Parę milionów Polaków próbuje leczyć zęby na NFZ
To skutek tego, że stomatologia należy do najbardziej sprywatyzowanych działów medycyny, jednak nie powinno to wpływać na obowiązki publiczne. Władza nie może pozbyć się swoich obowiązków względem obywateli tylko dlatego, że wcześniej sprywatyzowała jakąś branżę. - Nie widzimy powodów, dla których pacjenci mieliby nie mieć refundowanych świadczeń stomatologicznych, dlatego zwalczamy ten mit, że "do dentysty i tak wszyscy chodzą prywatnie". To nieprawda. Wystarczy spojrzeć na sprawozdania finansowe, z których wynika, że rocznie paru milionom Polaków takie świadczenia są wykonywane. Ten mit słyszę nawet na komisji sejmowej. Oczywiście, coś jest na rzeczy, skoro cały rynek usług stomatologicznych wart jest ok. 14 mld zł, a NFZ zadekretował 2 mld zł, np. usunięcie zęba wyceniono na 20 zł, znieczulenie - na 10 zł. To daje 30 zł za naprawdę skomplikowany zabieg, wylicza Andrzej Cisło.
Wykluczenie stomatologiczne to coraz poważniejszy problem
NFZ przestał publikować mapy tzw. białych plam, ale na pewno takie zjawisko jak wykluczenie stomatologiczne istnieje - także dlatego, że lekarze zaczynają rzucać kontrakty. Nigdy wcześniej Naczelna Rada Lekarska nie spotykała się z tyloma zapowiedziami odejścia od umów. W przyszłym roku wygasają kontrakty pięcioletnie i wiele osób już zapowiada, że w ogóle nie stanie do kolejnego konkursu.
Włączenie dentobusów, które miały zapewnić opiekę stomatologiczną najmłodszym to propagandowe posunięcie. NRL zwrócił się do NFZ z prośbą o dane dotyczące rodzaju świadczeń, jakie były wykonywane w dentobusach - okazało się, że dzieciom przeprowadza się tam jedynie badania kontrolne i lakierowanie zębów.
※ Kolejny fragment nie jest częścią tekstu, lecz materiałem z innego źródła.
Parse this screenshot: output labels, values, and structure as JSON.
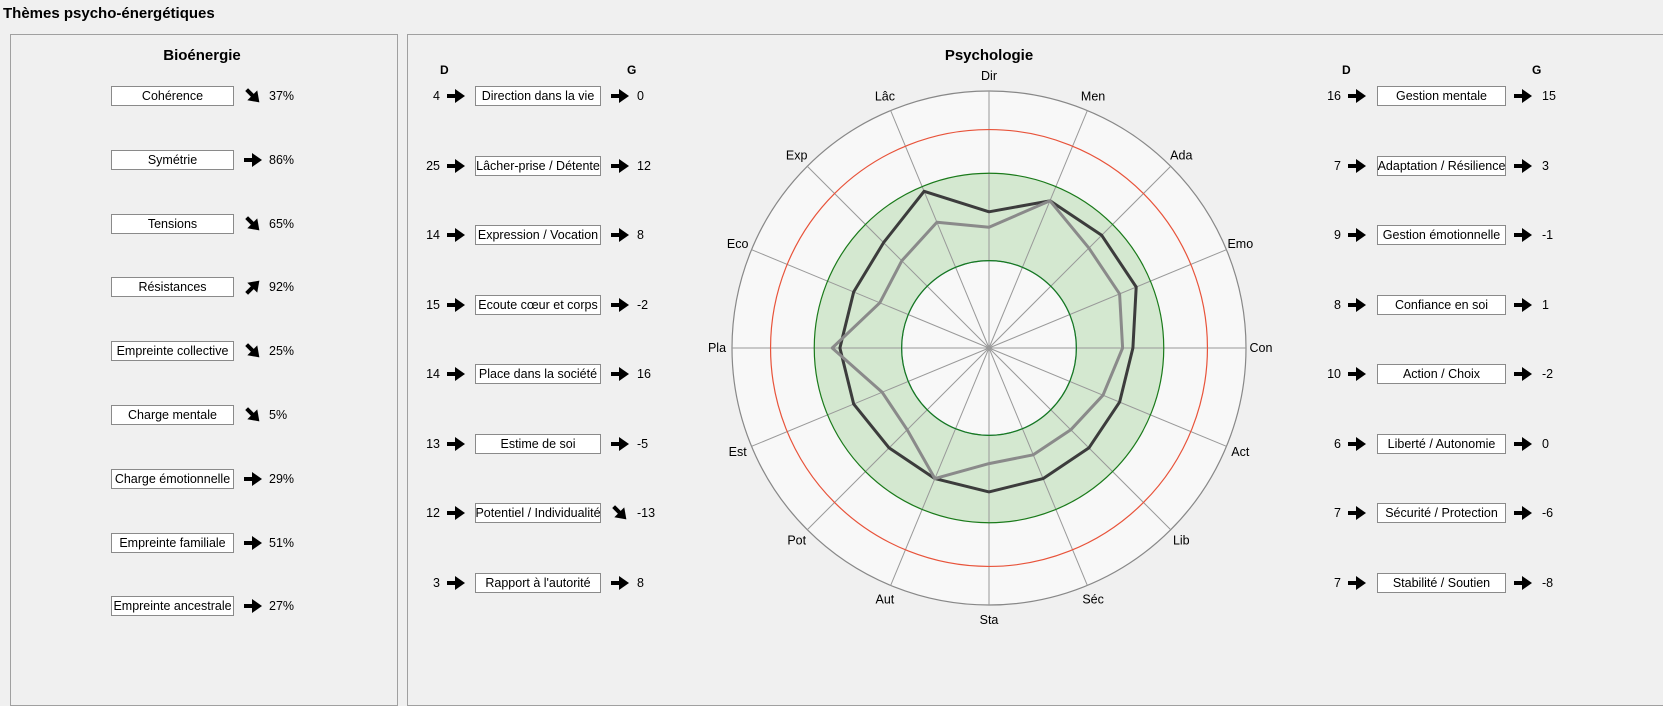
{
  "title": "Thèmes psycho-énergétiques",
  "bio": {
    "title": "Bioénergie",
    "items": [
      {
        "label": "Cohérence",
        "arrow": "down-right",
        "value": "37%"
      },
      {
        "label": "Symétrie",
        "arrow": "right",
        "value": "86%"
      },
      {
        "label": "Tensions",
        "arrow": "down-right",
        "value": "65%"
      },
      {
        "label": "Résistances",
        "arrow": "up-right",
        "value": "92%"
      },
      {
        "label": "Empreinte collective",
        "arrow": "down-right",
        "value": "25%"
      },
      {
        "label": "Charge mentale",
        "arrow": "down-right",
        "value": "5%"
      },
      {
        "label": "Charge émotionnelle",
        "arrow": "right",
        "value": "29%"
      },
      {
        "label": "Empreinte familiale",
        "arrow": "right",
        "value": "51%"
      },
      {
        "label": "Empreinte ancestrale",
        "arrow": "right",
        "value": "27%"
      }
    ]
  },
  "psy": {
    "title": "Psychologie",
    "header_d": "D",
    "header_g": "G",
    "left": [
      {
        "d": "4",
        "label": "Direction dans la vie",
        "g_arrow": "right",
        "g": "0"
      },
      {
        "d": "25",
        "label": "Lâcher-prise / Détente",
        "g_arrow": "right",
        "g": "12"
      },
      {
        "d": "14",
        "label": "Expression / Vocation",
        "g_arrow": "right",
        "g": "8"
      },
      {
        "d": "15",
        "label": "Ecoute cœur et corps",
        "g_arrow": "right",
        "g": "-2"
      },
      {
        "d": "14",
        "label": "Place dans la société",
        "g_arrow": "right",
        "g": "16"
      },
      {
        "d": "13",
        "label": "Estime de soi",
        "g_arrow": "right",
        "g": "-5"
      },
      {
        "d": "12",
        "label": "Potentiel / Individualité",
        "g_arrow": "down-right",
        "g": "-13"
      },
      {
        "d": "3",
        "label": "Rapport à l'autorité",
        "g_arrow": "right",
        "g": "8"
      }
    ],
    "right": [
      {
        "d": "16",
        "label": "Gestion mentale",
        "g_arrow": "right",
        "g": "15"
      },
      {
        "d": "7",
        "label": "Adaptation / Résilience",
        "g_arrow": "right",
        "g": "3"
      },
      {
        "d": "9",
        "label": "Gestion émotionnelle",
        "g_arrow": "right",
        "g": "-1"
      },
      {
        "d": "8",
        "label": "Confiance en soi",
        "g_arrow": "right",
        "g": "1"
      },
      {
        "d": "10",
        "label": "Action / Choix",
        "g_arrow": "right",
        "g": "-2"
      },
      {
        "d": "6",
        "label": "Liberté / Autonomie",
        "g_arrow": "right",
        "g": "0"
      },
      {
        "d": "7",
        "label": "Sécurité / Protection",
        "g_arrow": "right",
        "g": "-6"
      },
      {
        "d": "7",
        "label": "Stabilité / Soutien",
        "g_arrow": "right",
        "g": "-8"
      }
    ]
  },
  "colors": {
    "outer_ring": "#888888",
    "red_ring": "#e8533a",
    "green_ring": "#1a7a1a",
    "green_fill": "#d4e8d0",
    "blue_ring": "#3a86c8",
    "series_dark": "#3c3c3c",
    "series_light": "#8a8a8a"
  },
  "chart_data": {
    "type": "radar",
    "title": "Psychologie",
    "axes": [
      "Dir",
      "Men",
      "Ada",
      "Emo",
      "Con",
      "Act",
      "Lib",
      "Séc",
      "Sta",
      "Aut",
      "Pot",
      "Est",
      "Pla",
      "Eco",
      "Exp",
      "Lâc"
    ],
    "scale": [
      0,
      1
    ],
    "rings": [
      0.34,
      0.68,
      0.85,
      1.0
    ],
    "green_band": [
      0.34,
      0.68
    ],
    "series": [
      {
        "values": [
          0.53,
          0.62,
          0.62,
          0.62,
          0.56,
          0.55,
          0.55,
          0.55,
          0.56,
          0.55,
          0.55,
          0.57,
          0.58,
          0.57,
          0.58,
          0.66
        ]
      },
      {
        "values": [
          0.47,
          0.62,
          0.55,
          0.55,
          0.52,
          0.48,
          0.45,
          0.45,
          0.45,
          0.55,
          0.45,
          0.45,
          0.61,
          0.46,
          0.48,
          0.53
        ]
      }
    ]
  }
}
W dentobusie tylko przegląd zębów i lakowanie
Jeżeli założymy, że młodzi pacjenci reprezentują taki przekrój społeczny, jak przy dużych badaniach epidemiologicznych, to niestety większość z nich ma próchnicę. Jeżeli w dentobusach nie jest ona leczona, a tylko nakłada się na nią profilaktyczny lakier, to zabieg ten nic nie daje pacjentowi. Dzieciom potrzebne jest miejsce, gdzie można, przede wszystkim, leczyć próchnicę. Samą profilaktyką jej nie zwalczymy, wyjaśnia Andrzej Cisło.
Nieleczona próchnica powoduje choroby miazgi. Jama ustna staje się siedliskiem bakterii, które z każdym uderzeniem serca są roznoszone po całym organizmie. Są miejsca szczególnie podatne na ich zagnieżdżenie i powstawanie ognisk zapalnych - to wsierdzie, nerki i stawy. Mamy całą kaskadę problemów zdrowotnych, do których dochodzą kłopoty z przeżuwaniem i związane z tym zaburzenia ze strony układu pokarmowego.
Czy należy unikać dentysty w pandemii
Z początku było wiele obaw, że w gabinetach będzie często dochodzić do zakażeń - choćby ze względu na aerozol śliny, który dodatkowo jest rozpylany za pomocą używanych przez dentystów turbin. Okazało się, że nie jest tak źle, przede wszystkim dlatego, że stomatolodzy mają bardzo dobrze opanowane procedury sanitarne i pracują w małych zespołach. Obecnie liczba pacjentów wróciła do normy. Jeśli ktoś omija stomatologa z powodu obawy przed koronawirusem, popełnia błąd, przestrzega Andrzej Cisło.